TOP INTERVIEW
経営者に聞く

より深い箱根の魅力に触れるきっかけに【界 箱根】
(界 箱根 総支配人 金子和貴氏)
――界箱根には、2022年に総支配人として着任して以来の再赴任となった。
金子 箱根温泉は、特に首都圏在住の方にとって「身近な温泉観光地」というイメージが根付いていると思います。私自身も首都圏出身で、着任前からプライベートで何度も訪れたことがあり、アクセスの良さや観光スポットの豊富さといった〝便利さ〟が大きな魅力だと感じていました。

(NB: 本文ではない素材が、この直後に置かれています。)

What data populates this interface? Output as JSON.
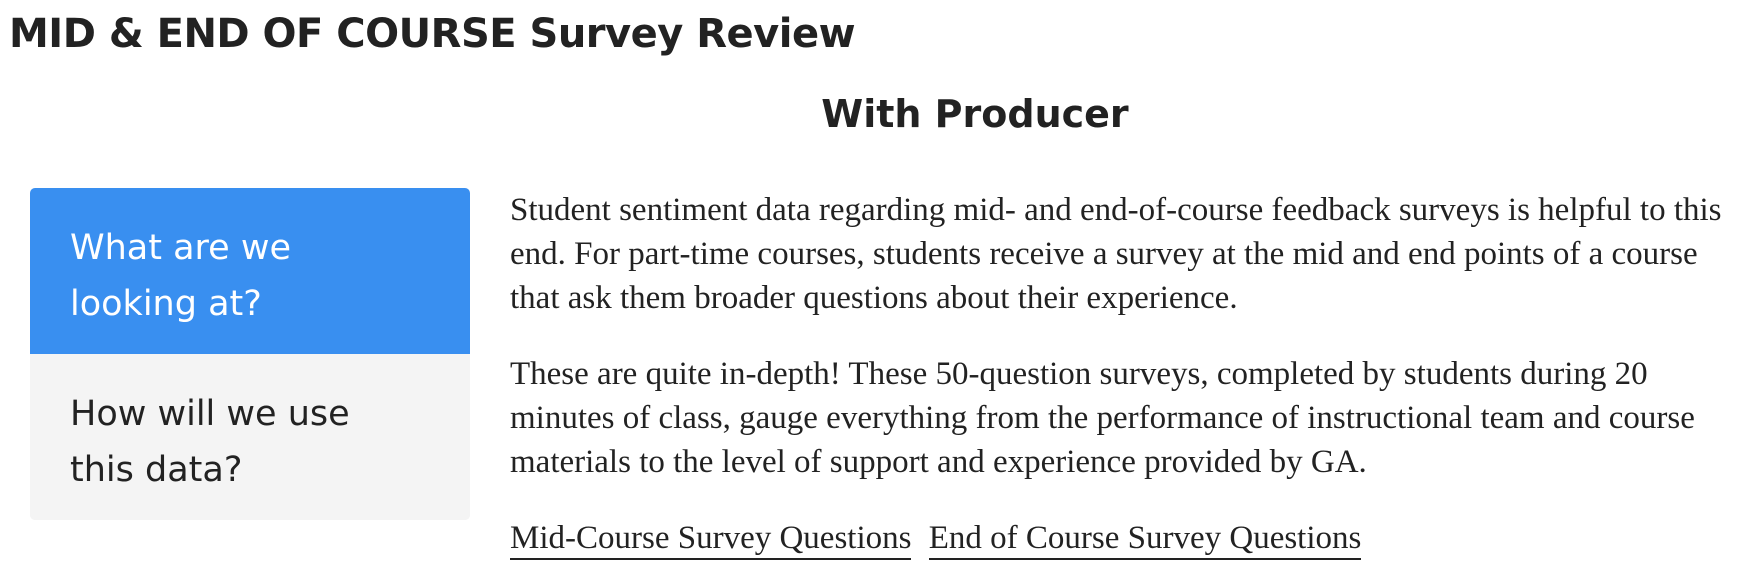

しかし、2022年に赴任してスタッフや地域の方たちと交流を重ねるうちに、それまで私が抱いていた印象は箱根の魅力のごく一部に過ぎないことに気づかされました。界箱根の運営を通じて、この地域の歴史や文化を改めて発信することが、より深い箱根の魅力に触れ、再発見するきっかけになるのではないかと考えています。
今回のリニューアルでは、全客室をご当地部屋「箱根ごこちの間」とし、寄木細工の制作工程の一部である「ずく引き」の体験や、箱根路の茶屋をモチーフにした「さわ茶屋」でのひとときなど、箱根ならではの文化や魅力を感じられるプログラムを各所に用意しました。「また箱根に行きたい」と思って頂けるような滞在体験を提供したいと思います。
――現在、箱根は外国人旅行者からの注目も高まっている。外国人客の取り込みを考えているか。
金子 もちろん、外国人客にも広く利用してほしいですが、特定の国・地域に絞ることなく、4人前後のグループ旅行、具体的には大人の友人同士や家族の取り込みに力を入れたいと思います。
当館は客室の間取りが広く、4人から5人の大人が一緒に滞在できる造りとなっています。家族でも友人でも、大人のグループ旅行はそのこと自体が貴重な機会であり、同じ部屋で過ごす時間は大切な思い出になるはずです。その価値を大切に、私たちも心を込めたおもてなしを提供していきます。